19. Fundadas razões por que, fazendo no caso, como é seu apanágio, sã e inteira justiça, o augusto Supremo Tribunal ad quem dignar-se-á:
A) Revogar liminarmente o Despacho recorrido;
B) Admitir, acto contínuo, o Advogado portador da cédula profissional nº 3613-P abaixo-assinado, a, de todo legitimamente, pleitear nos presentes autos, onde Intervém em causa própria, expressamente reconhecendo, cumulativamente, que:
a) a suspensão administrativa da sua inscrição procede de acto nulo ipso jure et ipso facto
b) a suspensão do exercício da advocacia por motivo de incompatibilidade é inoperante em caso de auto patrocínio, e, em geral, o impedimento de advogar em causa própria seria discriminatório dos advogados relativamente aos magistrados e outros licenciados em Direito, que não carecem de inscrição em ordem profissional alguma para poderem legalmente advogar pro domo sua ou em acção oficial; e,
c) muito principalmente, a proibição indiscriminada do exercício do jus postulandi pro se, ainda que prevista na legislação ordinária nacional, jaz totalmente abatida pelo atinente direito internacional de natureza constitucional primando na ordem interna.
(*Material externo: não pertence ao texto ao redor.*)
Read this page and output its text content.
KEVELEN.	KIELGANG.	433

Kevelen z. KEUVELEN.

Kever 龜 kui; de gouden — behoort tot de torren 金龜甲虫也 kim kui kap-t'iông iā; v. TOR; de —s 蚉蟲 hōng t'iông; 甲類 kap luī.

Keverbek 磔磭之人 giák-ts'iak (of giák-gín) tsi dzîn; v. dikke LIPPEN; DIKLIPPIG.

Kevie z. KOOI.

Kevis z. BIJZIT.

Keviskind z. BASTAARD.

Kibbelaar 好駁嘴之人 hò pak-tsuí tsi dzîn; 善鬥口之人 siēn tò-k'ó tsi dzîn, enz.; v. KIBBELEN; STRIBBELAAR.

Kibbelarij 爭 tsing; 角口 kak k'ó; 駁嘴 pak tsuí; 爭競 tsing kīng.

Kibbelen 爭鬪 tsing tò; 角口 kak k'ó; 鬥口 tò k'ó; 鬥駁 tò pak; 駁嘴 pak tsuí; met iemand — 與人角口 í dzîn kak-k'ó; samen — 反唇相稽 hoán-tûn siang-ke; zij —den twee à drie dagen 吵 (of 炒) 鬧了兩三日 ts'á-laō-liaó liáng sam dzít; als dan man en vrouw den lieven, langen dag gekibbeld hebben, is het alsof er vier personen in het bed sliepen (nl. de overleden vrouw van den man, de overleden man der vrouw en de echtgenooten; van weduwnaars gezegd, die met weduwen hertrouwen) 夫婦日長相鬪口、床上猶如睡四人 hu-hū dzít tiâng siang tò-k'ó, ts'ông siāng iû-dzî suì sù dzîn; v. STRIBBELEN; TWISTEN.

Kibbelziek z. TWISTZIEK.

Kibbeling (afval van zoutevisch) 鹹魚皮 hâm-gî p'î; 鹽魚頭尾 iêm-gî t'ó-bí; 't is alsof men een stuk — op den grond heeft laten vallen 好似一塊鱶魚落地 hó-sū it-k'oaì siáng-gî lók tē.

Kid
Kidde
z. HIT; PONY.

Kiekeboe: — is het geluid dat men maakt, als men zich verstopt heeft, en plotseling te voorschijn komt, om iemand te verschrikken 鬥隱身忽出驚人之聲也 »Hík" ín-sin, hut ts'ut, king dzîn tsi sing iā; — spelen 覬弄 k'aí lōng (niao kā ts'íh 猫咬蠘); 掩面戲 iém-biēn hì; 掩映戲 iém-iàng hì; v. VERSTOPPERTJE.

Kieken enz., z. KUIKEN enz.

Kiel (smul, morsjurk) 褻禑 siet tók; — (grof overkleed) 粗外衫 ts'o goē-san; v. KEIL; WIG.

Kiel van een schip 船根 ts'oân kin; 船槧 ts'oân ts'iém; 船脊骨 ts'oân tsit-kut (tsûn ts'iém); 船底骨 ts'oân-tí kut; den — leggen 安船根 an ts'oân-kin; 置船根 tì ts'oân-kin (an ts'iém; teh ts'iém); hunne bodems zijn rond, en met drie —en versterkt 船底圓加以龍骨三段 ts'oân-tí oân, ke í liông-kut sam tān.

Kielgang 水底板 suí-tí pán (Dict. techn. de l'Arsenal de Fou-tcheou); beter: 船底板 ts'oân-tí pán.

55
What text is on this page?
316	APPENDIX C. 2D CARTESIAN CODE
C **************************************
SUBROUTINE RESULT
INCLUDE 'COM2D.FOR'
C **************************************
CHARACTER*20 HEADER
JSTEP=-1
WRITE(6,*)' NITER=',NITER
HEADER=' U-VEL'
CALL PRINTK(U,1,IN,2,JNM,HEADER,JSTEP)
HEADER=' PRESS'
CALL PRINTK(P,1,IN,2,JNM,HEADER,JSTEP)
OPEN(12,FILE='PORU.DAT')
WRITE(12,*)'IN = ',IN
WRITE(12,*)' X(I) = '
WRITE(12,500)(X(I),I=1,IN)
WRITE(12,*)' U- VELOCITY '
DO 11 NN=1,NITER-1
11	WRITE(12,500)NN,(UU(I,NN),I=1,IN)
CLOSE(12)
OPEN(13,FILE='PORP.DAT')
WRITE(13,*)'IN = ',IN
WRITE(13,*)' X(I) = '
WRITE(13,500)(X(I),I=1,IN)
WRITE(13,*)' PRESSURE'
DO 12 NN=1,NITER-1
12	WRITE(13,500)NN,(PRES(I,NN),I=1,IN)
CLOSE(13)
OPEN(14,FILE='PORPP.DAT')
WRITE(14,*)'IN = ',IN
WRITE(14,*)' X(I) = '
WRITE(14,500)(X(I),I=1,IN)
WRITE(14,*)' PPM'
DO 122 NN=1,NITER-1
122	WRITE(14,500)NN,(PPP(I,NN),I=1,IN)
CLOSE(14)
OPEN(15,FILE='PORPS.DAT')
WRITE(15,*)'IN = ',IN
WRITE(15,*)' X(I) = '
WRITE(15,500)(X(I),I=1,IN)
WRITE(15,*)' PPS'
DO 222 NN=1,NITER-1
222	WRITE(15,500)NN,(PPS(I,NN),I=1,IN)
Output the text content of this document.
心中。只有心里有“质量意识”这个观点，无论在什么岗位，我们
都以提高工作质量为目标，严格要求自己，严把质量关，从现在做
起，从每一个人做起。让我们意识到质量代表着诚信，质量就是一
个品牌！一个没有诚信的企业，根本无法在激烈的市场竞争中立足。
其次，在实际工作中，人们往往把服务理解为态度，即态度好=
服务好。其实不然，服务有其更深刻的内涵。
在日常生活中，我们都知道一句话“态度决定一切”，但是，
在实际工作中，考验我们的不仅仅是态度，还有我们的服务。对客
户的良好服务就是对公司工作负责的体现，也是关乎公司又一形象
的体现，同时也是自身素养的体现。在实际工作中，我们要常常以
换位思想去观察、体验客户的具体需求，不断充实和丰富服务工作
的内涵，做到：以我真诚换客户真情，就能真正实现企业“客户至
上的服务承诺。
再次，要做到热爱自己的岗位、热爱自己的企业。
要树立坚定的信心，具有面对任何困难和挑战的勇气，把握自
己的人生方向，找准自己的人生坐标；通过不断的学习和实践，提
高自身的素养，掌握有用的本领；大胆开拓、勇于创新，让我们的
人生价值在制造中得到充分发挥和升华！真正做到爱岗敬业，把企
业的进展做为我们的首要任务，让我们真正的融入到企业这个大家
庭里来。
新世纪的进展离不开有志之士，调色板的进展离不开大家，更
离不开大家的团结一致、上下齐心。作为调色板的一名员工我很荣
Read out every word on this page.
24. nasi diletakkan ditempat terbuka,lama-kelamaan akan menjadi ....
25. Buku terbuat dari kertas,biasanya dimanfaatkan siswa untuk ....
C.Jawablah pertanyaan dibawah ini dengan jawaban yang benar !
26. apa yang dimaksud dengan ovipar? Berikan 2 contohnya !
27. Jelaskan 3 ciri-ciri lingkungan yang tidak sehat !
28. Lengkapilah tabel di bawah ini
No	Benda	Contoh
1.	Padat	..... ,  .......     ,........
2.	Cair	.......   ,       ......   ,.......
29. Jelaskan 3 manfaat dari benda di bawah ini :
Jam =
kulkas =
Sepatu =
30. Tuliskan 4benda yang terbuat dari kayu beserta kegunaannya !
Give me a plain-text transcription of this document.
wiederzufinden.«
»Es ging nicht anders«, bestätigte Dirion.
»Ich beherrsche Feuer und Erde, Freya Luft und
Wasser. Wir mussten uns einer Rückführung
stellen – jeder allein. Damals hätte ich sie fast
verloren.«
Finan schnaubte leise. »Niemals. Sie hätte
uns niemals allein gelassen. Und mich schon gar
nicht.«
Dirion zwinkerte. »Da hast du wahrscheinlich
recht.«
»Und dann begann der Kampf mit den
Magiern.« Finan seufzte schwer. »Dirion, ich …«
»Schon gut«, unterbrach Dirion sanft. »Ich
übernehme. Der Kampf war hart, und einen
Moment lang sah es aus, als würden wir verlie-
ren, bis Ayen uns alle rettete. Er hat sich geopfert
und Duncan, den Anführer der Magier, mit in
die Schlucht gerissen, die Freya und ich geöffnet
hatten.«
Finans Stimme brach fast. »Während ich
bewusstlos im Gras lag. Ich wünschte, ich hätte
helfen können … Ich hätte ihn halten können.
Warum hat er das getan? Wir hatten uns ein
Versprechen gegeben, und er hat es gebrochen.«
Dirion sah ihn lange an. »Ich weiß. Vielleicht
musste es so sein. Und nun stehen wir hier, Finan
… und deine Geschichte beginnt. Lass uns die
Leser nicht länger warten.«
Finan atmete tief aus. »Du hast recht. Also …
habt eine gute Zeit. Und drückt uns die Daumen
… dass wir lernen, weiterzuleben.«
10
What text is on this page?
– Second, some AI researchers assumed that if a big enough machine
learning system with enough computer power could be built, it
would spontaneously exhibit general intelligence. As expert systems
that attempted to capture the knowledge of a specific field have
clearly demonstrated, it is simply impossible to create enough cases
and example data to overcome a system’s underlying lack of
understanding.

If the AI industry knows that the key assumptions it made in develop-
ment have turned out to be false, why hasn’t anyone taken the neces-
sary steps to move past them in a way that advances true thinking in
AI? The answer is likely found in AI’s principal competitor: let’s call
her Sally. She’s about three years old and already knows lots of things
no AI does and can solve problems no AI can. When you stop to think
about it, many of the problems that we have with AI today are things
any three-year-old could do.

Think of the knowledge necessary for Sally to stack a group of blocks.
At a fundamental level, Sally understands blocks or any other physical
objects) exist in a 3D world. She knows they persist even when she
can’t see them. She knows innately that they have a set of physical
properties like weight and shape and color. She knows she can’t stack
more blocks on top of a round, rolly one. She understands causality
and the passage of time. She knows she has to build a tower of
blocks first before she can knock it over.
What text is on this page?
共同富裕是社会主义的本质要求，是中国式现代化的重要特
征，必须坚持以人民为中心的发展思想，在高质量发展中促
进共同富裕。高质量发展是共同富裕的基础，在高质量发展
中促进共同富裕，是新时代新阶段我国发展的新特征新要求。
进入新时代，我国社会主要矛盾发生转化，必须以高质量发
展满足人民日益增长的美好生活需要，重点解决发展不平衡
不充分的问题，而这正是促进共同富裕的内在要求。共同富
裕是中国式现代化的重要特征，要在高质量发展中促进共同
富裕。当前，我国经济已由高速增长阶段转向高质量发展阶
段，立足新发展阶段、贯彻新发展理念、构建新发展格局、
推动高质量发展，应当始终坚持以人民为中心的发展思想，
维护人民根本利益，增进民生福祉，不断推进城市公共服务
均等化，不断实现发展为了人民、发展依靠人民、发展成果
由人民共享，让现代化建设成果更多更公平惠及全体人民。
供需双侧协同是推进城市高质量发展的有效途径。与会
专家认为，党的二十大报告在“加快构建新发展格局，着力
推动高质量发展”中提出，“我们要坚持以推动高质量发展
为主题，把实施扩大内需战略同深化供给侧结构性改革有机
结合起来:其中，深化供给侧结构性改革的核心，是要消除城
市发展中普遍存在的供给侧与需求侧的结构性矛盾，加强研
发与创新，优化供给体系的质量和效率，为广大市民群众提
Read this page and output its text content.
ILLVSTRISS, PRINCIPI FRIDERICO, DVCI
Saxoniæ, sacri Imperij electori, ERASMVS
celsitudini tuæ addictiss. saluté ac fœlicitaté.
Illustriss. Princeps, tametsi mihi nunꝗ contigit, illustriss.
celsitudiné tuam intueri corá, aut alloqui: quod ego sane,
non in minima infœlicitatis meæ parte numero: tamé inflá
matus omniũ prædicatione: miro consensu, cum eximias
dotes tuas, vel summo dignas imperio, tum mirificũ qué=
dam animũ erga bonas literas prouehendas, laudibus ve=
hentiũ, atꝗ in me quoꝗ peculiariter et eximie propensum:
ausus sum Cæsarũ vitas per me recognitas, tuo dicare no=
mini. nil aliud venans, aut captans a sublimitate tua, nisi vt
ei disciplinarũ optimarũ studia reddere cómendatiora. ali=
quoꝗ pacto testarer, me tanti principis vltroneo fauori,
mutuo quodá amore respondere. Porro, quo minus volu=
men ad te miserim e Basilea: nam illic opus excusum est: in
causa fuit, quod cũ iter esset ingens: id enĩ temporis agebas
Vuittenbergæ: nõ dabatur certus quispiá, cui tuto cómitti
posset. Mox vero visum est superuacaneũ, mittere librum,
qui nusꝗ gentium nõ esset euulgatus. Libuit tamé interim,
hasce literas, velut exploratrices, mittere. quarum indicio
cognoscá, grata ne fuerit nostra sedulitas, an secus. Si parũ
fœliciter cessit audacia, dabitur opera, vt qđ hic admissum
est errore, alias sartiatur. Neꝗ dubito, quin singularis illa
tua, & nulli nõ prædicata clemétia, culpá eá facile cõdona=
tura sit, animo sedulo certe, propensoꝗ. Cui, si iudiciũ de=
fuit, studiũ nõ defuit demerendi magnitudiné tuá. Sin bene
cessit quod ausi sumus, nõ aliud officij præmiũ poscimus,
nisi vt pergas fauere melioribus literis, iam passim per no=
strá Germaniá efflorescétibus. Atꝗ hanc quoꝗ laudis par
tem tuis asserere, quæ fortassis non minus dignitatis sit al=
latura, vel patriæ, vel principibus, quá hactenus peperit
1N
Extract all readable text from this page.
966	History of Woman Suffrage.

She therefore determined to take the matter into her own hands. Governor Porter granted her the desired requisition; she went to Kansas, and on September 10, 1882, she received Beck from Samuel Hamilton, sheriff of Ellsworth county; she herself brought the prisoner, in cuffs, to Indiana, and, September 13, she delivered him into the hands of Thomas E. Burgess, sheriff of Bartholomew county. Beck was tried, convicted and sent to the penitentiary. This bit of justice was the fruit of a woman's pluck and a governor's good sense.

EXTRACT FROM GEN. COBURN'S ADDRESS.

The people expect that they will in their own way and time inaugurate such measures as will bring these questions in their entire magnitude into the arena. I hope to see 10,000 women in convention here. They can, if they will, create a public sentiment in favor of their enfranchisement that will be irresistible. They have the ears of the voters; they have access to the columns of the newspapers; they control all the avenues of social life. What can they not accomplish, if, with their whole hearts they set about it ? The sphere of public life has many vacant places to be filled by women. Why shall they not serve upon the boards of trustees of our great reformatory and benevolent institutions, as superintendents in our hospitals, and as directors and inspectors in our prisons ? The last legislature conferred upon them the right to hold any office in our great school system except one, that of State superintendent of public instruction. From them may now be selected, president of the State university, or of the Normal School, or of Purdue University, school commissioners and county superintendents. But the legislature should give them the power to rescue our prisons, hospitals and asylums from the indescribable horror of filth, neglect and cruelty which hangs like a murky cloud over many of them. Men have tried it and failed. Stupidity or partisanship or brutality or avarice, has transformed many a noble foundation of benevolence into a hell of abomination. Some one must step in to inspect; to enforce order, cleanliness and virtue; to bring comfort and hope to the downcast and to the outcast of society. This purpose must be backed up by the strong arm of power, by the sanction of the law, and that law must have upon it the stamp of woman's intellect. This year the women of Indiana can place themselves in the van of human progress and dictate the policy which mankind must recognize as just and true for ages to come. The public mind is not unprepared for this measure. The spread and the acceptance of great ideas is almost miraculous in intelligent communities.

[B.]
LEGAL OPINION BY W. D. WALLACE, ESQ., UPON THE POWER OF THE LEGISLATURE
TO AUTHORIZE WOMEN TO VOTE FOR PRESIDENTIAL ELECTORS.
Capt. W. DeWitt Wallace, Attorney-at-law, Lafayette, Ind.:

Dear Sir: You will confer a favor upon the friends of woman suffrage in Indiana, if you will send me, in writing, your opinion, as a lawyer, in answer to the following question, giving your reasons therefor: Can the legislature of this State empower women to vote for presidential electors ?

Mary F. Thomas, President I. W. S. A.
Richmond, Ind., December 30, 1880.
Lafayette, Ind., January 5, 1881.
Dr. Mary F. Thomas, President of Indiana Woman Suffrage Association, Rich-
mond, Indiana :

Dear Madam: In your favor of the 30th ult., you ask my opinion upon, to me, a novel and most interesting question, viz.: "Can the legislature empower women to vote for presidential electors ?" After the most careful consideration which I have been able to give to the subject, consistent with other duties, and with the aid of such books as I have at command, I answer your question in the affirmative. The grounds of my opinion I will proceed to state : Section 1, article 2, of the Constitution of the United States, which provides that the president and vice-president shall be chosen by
Pelo STJ foi decidido convolar o recurso em apelação, remetendo os autos para este tribunal.

Nos termos da lei processual civil são as conclusões do recurso que delimitam o objecto do mesmo e, consequentemente, os poderes de cognição deste tribunal.
Assim, as questões a resolver consistem em saber se:
- ao omitir pronúncia sobre a nulidade ex tunc da deliberação, o despacho recorrido violou o artigo 162º., n.2, do CPA em vigor e, simultaneamente o artigo 92, n.º 2, do CPC, caindo sob a alçada da nulidade prevista na alínea d), 1ª parte, do nº 1do artigo 615.º do CPC;- independentemente de inscrição activa no quadro geral da Ordem dos Advogados, qualquer advogado pode advogar pro domo sua;
- existe violação do princípio fundamental da igualdade, ou não discriminação, consagrado na Constituição; ou do artigo 8.º da mesma lei fundamental por desrespeito da Convenção Europeia dos Direitos Humanos e da Carta dos Direitos Fundamentais da União Europeia.

II – Fundamentação de facto
Para a decisão do recurso releva a factualidade que se extrai do relatório supra.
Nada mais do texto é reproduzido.